The lorry driver was text messaging his girlfriend when his lorry veered off the road and knocked down a car driver standing in a layby. Judge Daniel Worsley said it was 'difficult to imagine a more blatant act of such cold-blooded disregard for safety on the roads'. The Royal Society for the Prevention of Accidents said the tragedy should force fleets to take action to ban all use of mobile phones in vehicles and that the temptation to answer a call or deal with text messages had to be removed.
Kevin Clinton, RoSPA head of road safety, said: 'Sadly, it is only when someone is killed that the problems associated with mobile phones and driving are highlighted. We believe hundreds of accidents may be caused by the use of mobiles, but many are going unrecorded.
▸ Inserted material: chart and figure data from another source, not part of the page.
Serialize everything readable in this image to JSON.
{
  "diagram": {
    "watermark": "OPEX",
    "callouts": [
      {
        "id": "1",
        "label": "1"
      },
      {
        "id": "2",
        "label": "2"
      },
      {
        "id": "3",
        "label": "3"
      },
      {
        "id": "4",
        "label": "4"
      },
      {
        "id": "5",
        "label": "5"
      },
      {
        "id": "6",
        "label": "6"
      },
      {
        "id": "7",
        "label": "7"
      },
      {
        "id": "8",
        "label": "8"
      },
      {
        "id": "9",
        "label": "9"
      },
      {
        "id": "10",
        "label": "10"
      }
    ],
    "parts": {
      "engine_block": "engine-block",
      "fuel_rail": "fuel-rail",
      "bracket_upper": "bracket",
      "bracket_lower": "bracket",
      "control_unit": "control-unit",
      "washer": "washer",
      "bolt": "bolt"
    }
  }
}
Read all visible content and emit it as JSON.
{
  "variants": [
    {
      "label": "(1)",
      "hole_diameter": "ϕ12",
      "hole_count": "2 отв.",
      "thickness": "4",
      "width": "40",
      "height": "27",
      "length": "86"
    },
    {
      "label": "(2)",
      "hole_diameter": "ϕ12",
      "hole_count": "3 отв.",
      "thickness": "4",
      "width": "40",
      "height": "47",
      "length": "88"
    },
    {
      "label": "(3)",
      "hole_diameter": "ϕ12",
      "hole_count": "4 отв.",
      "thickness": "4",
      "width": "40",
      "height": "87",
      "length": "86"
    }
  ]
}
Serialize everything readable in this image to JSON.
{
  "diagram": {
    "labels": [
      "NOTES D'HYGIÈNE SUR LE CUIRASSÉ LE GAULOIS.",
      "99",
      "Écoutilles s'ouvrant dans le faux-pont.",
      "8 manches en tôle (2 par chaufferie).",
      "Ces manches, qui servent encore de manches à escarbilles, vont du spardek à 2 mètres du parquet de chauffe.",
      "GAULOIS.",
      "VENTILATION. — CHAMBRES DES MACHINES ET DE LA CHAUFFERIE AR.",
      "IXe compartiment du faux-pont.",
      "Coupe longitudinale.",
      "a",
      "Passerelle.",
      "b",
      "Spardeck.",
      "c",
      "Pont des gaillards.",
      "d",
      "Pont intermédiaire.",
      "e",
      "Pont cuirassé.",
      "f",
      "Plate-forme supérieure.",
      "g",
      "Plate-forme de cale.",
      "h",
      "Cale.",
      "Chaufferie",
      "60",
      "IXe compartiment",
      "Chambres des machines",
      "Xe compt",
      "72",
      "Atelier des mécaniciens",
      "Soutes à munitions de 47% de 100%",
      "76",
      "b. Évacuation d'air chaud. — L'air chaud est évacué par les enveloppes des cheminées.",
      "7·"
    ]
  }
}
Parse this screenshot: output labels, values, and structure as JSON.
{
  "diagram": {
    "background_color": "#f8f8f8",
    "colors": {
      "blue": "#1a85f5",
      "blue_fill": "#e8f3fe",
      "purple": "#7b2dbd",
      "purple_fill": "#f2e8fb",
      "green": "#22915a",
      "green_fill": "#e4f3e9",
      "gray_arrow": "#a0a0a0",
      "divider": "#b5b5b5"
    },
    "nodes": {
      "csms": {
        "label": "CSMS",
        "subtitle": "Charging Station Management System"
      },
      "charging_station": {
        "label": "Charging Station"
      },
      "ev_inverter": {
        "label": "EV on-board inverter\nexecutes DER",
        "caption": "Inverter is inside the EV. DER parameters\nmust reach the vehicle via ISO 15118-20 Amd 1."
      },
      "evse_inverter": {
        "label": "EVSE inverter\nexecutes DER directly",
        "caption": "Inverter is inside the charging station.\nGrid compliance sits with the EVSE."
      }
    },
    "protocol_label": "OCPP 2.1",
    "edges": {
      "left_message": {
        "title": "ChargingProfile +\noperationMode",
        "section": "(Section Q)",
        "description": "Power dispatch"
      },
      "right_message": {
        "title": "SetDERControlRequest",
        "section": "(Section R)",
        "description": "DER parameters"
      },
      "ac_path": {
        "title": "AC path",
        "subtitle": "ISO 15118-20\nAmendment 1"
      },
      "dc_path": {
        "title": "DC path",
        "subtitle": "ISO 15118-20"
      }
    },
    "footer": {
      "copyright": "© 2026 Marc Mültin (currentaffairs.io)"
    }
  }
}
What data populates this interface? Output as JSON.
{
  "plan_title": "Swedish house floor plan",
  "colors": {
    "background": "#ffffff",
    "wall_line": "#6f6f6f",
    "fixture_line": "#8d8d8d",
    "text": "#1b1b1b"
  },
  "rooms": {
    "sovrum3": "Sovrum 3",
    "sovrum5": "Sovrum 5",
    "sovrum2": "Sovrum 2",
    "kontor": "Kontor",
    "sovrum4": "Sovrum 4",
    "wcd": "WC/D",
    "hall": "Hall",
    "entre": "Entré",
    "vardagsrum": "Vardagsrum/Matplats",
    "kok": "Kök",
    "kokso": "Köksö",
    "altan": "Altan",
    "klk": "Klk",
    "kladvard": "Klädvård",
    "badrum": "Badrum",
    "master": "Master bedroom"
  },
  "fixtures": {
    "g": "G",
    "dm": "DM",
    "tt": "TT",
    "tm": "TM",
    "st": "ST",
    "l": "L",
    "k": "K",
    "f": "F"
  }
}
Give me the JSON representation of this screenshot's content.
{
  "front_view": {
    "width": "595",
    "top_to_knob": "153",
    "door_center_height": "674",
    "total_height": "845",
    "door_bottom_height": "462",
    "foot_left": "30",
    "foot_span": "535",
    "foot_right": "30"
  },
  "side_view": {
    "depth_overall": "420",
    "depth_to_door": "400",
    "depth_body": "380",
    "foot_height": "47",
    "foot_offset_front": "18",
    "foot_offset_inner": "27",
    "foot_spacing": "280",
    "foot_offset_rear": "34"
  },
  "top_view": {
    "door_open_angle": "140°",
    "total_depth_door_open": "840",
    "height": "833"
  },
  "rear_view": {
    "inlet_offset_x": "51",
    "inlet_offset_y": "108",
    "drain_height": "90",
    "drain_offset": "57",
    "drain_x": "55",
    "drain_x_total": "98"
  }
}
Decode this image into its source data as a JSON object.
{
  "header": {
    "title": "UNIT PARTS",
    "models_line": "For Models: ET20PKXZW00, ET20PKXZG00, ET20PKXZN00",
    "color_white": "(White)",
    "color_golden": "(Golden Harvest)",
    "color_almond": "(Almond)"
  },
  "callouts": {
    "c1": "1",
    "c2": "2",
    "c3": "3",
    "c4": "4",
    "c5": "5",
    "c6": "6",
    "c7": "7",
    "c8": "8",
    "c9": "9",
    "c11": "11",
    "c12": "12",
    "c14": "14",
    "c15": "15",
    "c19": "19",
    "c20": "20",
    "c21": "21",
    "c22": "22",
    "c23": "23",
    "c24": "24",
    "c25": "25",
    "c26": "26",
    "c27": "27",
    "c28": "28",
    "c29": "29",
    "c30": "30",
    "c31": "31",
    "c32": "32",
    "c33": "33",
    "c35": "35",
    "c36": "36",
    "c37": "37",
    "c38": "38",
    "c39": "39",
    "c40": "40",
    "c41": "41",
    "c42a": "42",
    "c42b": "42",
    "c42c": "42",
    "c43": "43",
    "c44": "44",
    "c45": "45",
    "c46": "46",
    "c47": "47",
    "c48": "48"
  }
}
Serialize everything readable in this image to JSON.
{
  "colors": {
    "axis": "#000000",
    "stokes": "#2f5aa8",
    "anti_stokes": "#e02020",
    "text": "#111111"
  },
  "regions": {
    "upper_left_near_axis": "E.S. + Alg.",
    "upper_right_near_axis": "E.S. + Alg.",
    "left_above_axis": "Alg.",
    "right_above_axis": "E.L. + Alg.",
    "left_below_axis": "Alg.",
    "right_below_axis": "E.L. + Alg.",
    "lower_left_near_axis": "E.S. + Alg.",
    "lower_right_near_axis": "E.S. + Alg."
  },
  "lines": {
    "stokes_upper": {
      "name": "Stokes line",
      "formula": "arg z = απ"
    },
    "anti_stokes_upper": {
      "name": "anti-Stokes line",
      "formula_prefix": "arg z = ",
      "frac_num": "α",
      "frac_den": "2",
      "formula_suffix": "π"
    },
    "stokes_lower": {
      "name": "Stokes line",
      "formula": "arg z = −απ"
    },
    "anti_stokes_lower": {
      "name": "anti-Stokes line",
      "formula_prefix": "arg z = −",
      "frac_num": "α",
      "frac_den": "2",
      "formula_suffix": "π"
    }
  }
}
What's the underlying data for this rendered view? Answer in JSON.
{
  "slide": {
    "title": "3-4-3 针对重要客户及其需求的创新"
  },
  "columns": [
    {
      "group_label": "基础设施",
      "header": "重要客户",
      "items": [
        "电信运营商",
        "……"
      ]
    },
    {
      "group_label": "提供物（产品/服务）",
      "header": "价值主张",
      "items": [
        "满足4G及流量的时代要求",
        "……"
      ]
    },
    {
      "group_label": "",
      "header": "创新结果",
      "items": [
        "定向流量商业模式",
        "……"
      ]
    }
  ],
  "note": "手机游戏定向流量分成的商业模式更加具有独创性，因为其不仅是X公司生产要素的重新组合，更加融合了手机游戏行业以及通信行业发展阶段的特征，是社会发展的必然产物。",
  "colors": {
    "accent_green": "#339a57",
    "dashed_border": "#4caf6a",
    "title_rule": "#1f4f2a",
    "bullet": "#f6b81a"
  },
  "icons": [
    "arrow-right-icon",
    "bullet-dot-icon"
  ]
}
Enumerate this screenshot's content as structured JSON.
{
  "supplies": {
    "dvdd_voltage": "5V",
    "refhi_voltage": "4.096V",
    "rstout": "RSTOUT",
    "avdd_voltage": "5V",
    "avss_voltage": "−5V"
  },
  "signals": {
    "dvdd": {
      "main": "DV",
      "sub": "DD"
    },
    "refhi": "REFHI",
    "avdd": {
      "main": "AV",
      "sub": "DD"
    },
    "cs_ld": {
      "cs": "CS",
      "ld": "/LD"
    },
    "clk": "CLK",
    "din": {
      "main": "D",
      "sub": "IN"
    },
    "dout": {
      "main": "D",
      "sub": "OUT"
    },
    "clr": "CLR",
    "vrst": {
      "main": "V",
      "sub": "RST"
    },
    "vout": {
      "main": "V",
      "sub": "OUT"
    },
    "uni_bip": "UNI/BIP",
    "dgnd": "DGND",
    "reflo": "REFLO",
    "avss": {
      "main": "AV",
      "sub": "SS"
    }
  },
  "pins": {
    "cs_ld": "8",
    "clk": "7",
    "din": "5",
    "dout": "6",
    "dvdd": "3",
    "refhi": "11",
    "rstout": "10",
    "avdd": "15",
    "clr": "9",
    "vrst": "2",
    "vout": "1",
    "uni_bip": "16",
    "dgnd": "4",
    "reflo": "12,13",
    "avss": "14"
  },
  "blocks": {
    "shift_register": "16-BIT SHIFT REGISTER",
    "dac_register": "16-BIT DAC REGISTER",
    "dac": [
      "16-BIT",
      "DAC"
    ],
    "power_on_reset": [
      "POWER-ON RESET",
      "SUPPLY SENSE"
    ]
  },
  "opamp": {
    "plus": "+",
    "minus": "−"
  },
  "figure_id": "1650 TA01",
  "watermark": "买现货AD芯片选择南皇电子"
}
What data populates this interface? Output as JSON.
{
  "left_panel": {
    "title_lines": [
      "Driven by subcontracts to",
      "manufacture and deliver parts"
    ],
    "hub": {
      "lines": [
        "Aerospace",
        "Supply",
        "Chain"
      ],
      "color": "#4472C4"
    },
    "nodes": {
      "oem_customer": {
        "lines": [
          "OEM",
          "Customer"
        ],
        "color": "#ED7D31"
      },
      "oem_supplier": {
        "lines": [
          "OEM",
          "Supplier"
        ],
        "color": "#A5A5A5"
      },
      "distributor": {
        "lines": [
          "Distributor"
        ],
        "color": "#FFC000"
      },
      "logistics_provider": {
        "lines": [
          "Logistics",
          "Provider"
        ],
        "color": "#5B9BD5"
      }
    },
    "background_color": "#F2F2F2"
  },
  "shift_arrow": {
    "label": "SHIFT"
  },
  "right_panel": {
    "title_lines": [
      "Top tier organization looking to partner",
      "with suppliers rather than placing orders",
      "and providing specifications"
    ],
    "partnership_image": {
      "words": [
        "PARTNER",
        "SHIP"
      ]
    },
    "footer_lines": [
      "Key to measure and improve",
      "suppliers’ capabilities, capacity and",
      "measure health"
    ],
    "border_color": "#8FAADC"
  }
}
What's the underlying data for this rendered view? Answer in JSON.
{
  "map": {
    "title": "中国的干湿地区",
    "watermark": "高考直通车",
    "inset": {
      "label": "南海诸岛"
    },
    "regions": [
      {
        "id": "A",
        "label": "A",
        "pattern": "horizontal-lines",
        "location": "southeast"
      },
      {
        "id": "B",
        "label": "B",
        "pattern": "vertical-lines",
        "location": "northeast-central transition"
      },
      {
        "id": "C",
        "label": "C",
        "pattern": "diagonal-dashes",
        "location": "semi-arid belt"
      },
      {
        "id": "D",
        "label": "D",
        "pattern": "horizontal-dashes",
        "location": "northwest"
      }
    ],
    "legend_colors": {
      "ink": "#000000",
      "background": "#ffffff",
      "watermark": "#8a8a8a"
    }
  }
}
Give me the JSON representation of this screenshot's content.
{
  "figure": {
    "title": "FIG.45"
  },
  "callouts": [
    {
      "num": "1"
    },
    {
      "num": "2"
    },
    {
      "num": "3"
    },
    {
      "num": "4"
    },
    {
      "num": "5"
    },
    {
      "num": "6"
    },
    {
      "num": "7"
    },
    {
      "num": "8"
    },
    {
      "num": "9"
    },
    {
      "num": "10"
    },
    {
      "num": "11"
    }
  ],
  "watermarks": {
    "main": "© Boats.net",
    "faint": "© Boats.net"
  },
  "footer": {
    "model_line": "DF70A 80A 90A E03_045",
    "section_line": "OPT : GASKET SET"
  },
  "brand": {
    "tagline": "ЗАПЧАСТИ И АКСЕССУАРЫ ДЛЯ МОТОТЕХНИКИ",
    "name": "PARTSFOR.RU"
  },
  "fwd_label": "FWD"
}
However, we already know that conversations on a mobile, whether hand-held or hands-free, make you more likely to have a crash.'
RoSPA called for a specific offence relating to the use of mobile phones to force drivers to switch them off before they start their engines. It has also called for a ban on mobile phone use in the car as part of a specific Health and Safety policy in all companies. Christopher Bullock, chief executive of the Institute of Advanced Motorists, said that pressure should also be put on all employees not to speak to drivers using mobile phones while driving. However, he added that banning all use of mobile phones in cars should not be the aim of fleets.